Geliat pariwisata tanah air nampaknya sudah mulai kembali bergairah. Menurut BPS yang dikutip dari laman Kompas dotcom, selama Januari-Juli 2022 jumlah kunjungan wisman ke Indonesia mencapai 1.220.180 kunjungan, mengalami kenaikan 1.434 persen dibandingkan periode yang sama tahun lalu.
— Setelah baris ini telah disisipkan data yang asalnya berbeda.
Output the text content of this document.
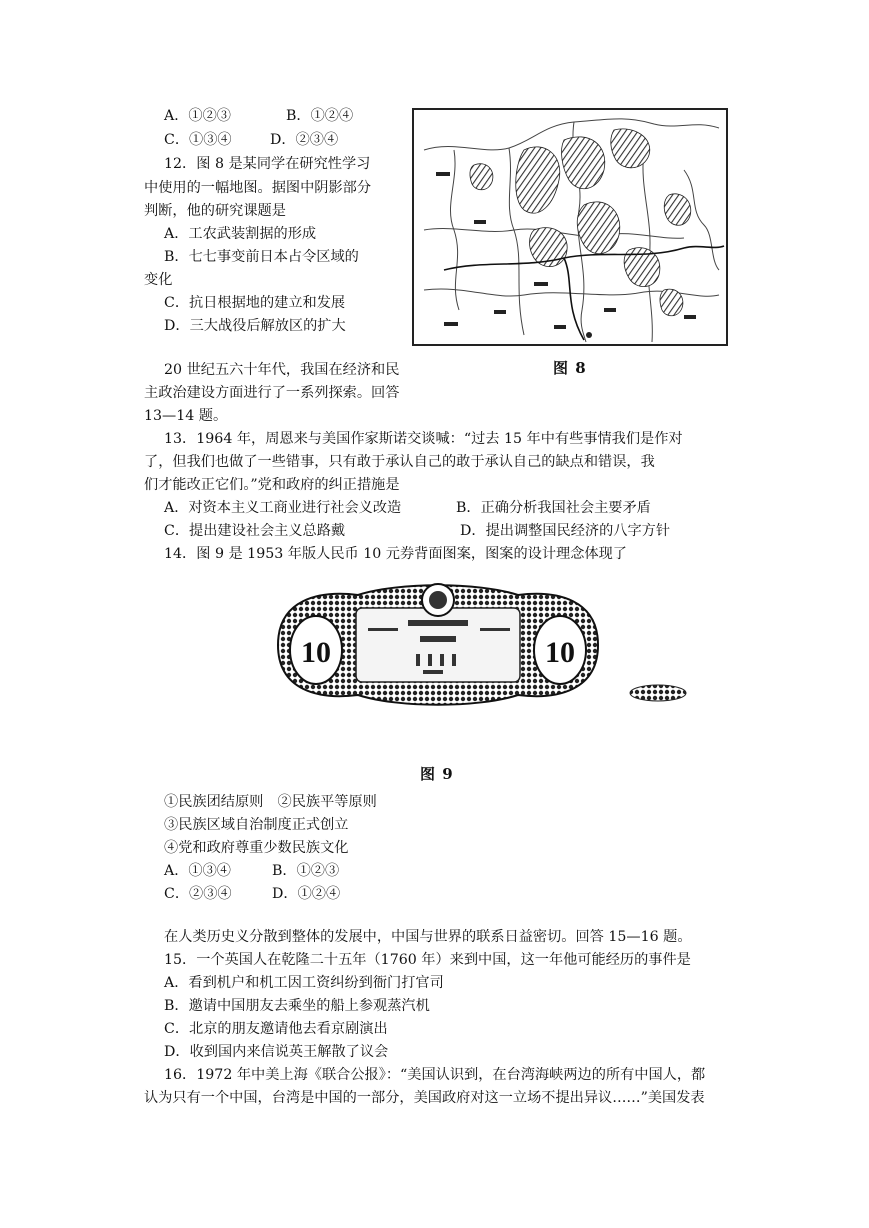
A．①②③	B．①②④
C．①③④	D．②③④
12．图 8 是某同学在研究性学习
中使用的一幅地图。据图中阴影部分
判断，他的研究课题是
A．工农武装割据的形成
B．七七事变前日本占令区域的
变化
C．抗日根据地的建立和发展
D．三大战役后解放区的扩大
图 8
20 世纪五六十年代，我国在经济和民
主政治建设方面进行了一系列探索。回答
13—14 题。
13．1964 年，周恩来与美国作家斯诺交谈喊：“过去 15 年中有些事情我们是作对
了，但我们也做了一些错事，只有敢于承认自己的敢于承认自己的缺点和错误，我
们才能改正它们。”党和政府的纠正措施是
A．对资本主义工商业进行社会义改造	B．正确分析我国社会主要矛盾
C．提出建设社会主义总路戴	D．提出调整国民经济的八字方针
14．图 9 是 1953 年版人民币 10 元券背面图案，图案的设计理念体现了
10	10
图 9
①民族团结原则　②民族平等原则
③民族区域自治制度正式创立
④党和政府尊重少数民族文化
A．①③④	B．①②③
C．②③④	D．①②④
在人类历史义分散到整体的发展中，中国与世界的联系日益密切。回答 15—16 题。
15．一个英国人在乾隆二十五年（1760 年）来到中国，这一年他可能经历的事件是
A．看到机户和机工因工资纠纷到衙门打官司
B．邀请中国朋友去乘坐的船上参观蒸汽机
C．北京的朋友邀请他去看京剧演出
D．收到国内来信说英王解散了议会
16．1972 年中美上海《联合公报》：“美国认识到，在台湾海峡两边的所有中国人，都
认为只有一个中国，台湾是中国的一部分，美国政府对这一立场不提出异议……”美国发表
Hal ini tentu merupakan sesuatu yang sangat menggembirakan, mengingat sektor pariwisata merupakan penyumbang 4,8% bagi pertumbuhan GDP Indonesia, paling tidak angka itu di tahun 2019 sebelum pandemi ya.
Dengan menunjukkan pemulihan paska-pandemi dan lonceng bahwa pandemi akan segera berakhir, geliat industri pariwisata dan ekonomi kreatif di Indonesia pun juga berangsur bangkit. Betapa tidak, mayoritas penopang ekonomi riil di Indonesia masih merupakan hasil produksi dari UMKM, dan banyak dari kegiatan UMKM tersebut mengacu pada berapa besar jumlah wisatawan yang berbelanja ketika berwisata, baik wisatawan domestik maupun wisatawan mancanegara.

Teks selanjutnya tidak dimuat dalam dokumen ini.